Rond het middaguur nemen we afscheid van Morikawa-san en zijn Forest River-project.

Even buiten het dorp zien we enorm veel mensen langs velden en boshellingen wandelen. Op de heenweg was ons de ongewone drukte op wegen ook al opgevallen. Dan realiseren we ons dat deze maandag wel eens een vrije dag zou kunnen zijn. En inderdaad, in de agenda staat op 20 september ‘keirō no hi’, ‘dag van respect voor de bejaarden’ 2.. Wij rekenen ons nog volop tot de categorie die dat respect moet betuigen. Na de lunch voegen we ons bij de menigte dagjesmensen dat de Ishibutai tumulus bezoekt: een indrukwekkende grafheuvel uit de 6e eeuw en dé trekpleister van Asuka.

Een kolossaal hunebed op een heuvel, waaronder zich een grafkamer bevindt. We gaan er binnen en ik mijmer: ‘geen betere plek dan deze en geen betere dag dan vandaag voor een memento mori ‘ : ’denk aan je sterfelijkheid’ of in mijn eigen hybride vertaling : ’denk aan de bossen’.
Vóór de files zijn we weer thuis, verzekerd van een heerlijk en vertrouwd bed.

1. mori = bos(sen), kawa = rivier(en)
2.  In 1966 werd ‘bejaardendag’ een nationale vrije dag. De Japanse regering schonk een zilveren herdenkingsbeker aan Japanners die 100 jaar werden. Dat waren er toen 153. Omdat het aantal fors toenam werd in 2009 de beker verkleind om kosten te besparen.
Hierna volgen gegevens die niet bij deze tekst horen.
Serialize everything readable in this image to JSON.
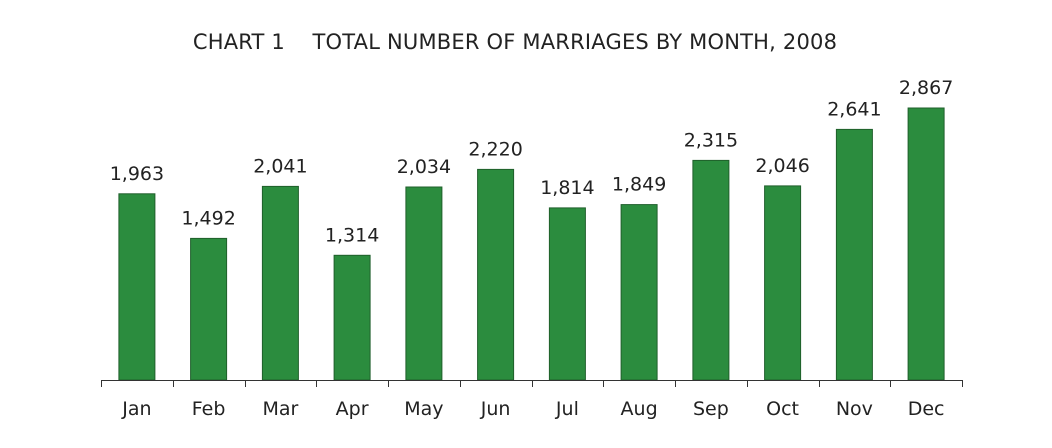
{
  "chart_data": {
    "type": "bar",
    "title": "CHART 1    TOTAL NUMBER OF MARRIAGES BY MONTH, 2008",
    "xlabel": "",
    "ylabel": "",
    "categories": [
      "Jan",
      "Feb",
      "Mar",
      "Apr",
      "May",
      "Jun",
      "Jul",
      "Aug",
      "Sep",
      "Oct",
      "Nov",
      "Dec"
    ],
    "values": [
      1963,
      1492,
      2041,
      1314,
      2034,
      2220,
      1814,
      1849,
      2315,
      2046,
      2641,
      2867
    ],
    "value_labels": [
      "1,963",
      "1,492",
      "2,041",
      "1,314",
      "2,034",
      "2,220",
      "1,814",
      "1,849",
      "2,315",
      "2,046",
      "2,641",
      "2,867"
    ],
    "ylim": [
      0,
      2867
    ],
    "grid": false,
    "legend": "none",
    "colors": {
      "bar_fill": "#2b8c3e",
      "bar_stroke": "#1f5f2b",
      "axis": "#333333",
      "text": "#222222"
    }
  }
}
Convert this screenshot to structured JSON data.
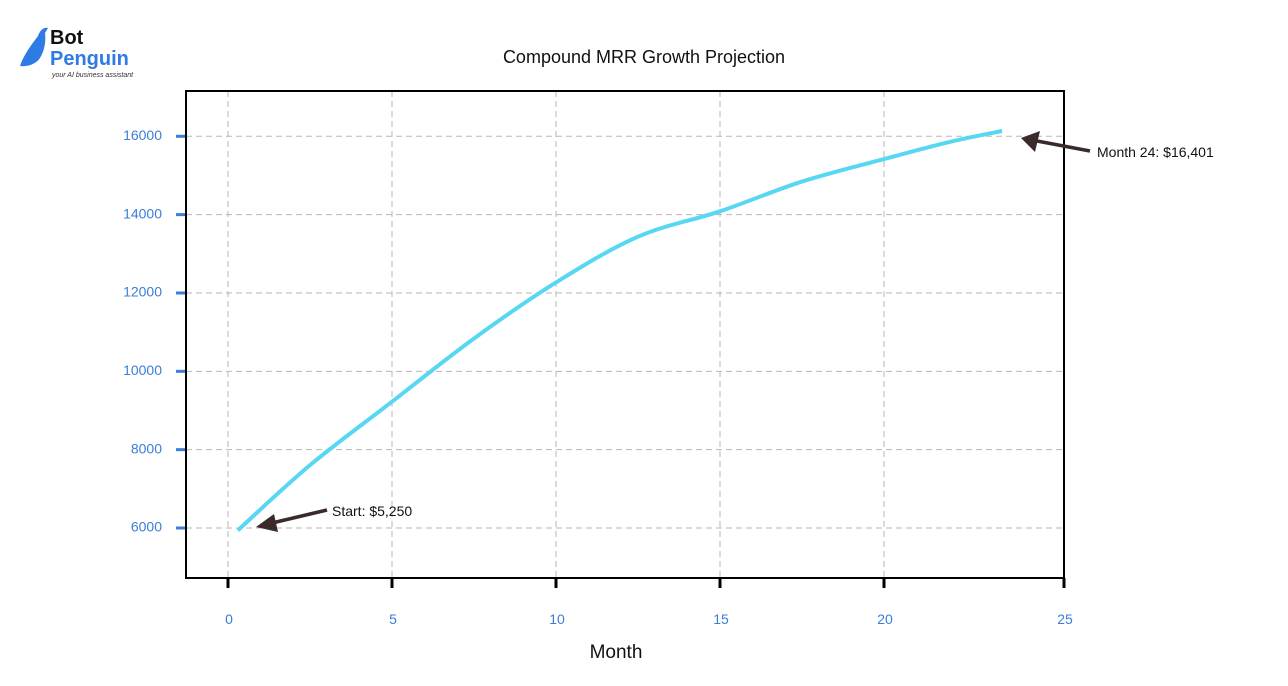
{
  "logo": {
    "line1": "Bot",
    "line2": "Penguin",
    "tagline": "your AI business assistant",
    "brand_color": "#2f7be6"
  },
  "chart_data": {
    "type": "line",
    "title": "Compound MRR Growth Projection",
    "xlabel": "Month",
    "ylabel": "",
    "xlim": [
      -1.3,
      25.5
    ],
    "ylim": [
      4730,
      17100
    ],
    "x_ticks": [
      0,
      5,
      10,
      15,
      20,
      25
    ],
    "y_ticks": [
      6000,
      8000,
      10000,
      12000,
      14000,
      16000
    ],
    "grid": true,
    "series": [
      {
        "color": "#57d7f2",
        "x": [
          0.3,
          2.5,
          5,
          7.5,
          10,
          12.5,
          15,
          17.5,
          20,
          22,
          23.6
        ],
        "y": [
          5940,
          7605,
          9224,
          10837,
          12268,
          13437,
          14085,
          14844,
          15418,
          15856,
          16135
        ]
      }
    ],
    "annotations": [
      {
        "text": "Start: $5,250",
        "x": 0,
        "y": 5250
      },
      {
        "text": "Month 24: $16,401",
        "x": 24,
        "y": 16401
      }
    ],
    "colors": {
      "tick_labels": "#3b7dd8",
      "arrow": "#3b2a2a",
      "grid": "#bdb5b5"
    }
  }
}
In 2014 ontvingen 29.357 nog een zilveren bekertje. In 2017 kregen 32.097 100-jarigen (27.461 vrouwen en 4.636 mannen) slechts een felicitatiebrief met een goedkoop – verzilverd – souvenirbekertje, dat een besparing van $ 1 miljoen opleverde. Of dit vrijkomende bedrag sindsdien in ‘zorg’ wordt gestoken is voor ons en elke kritische burger nog de vraag.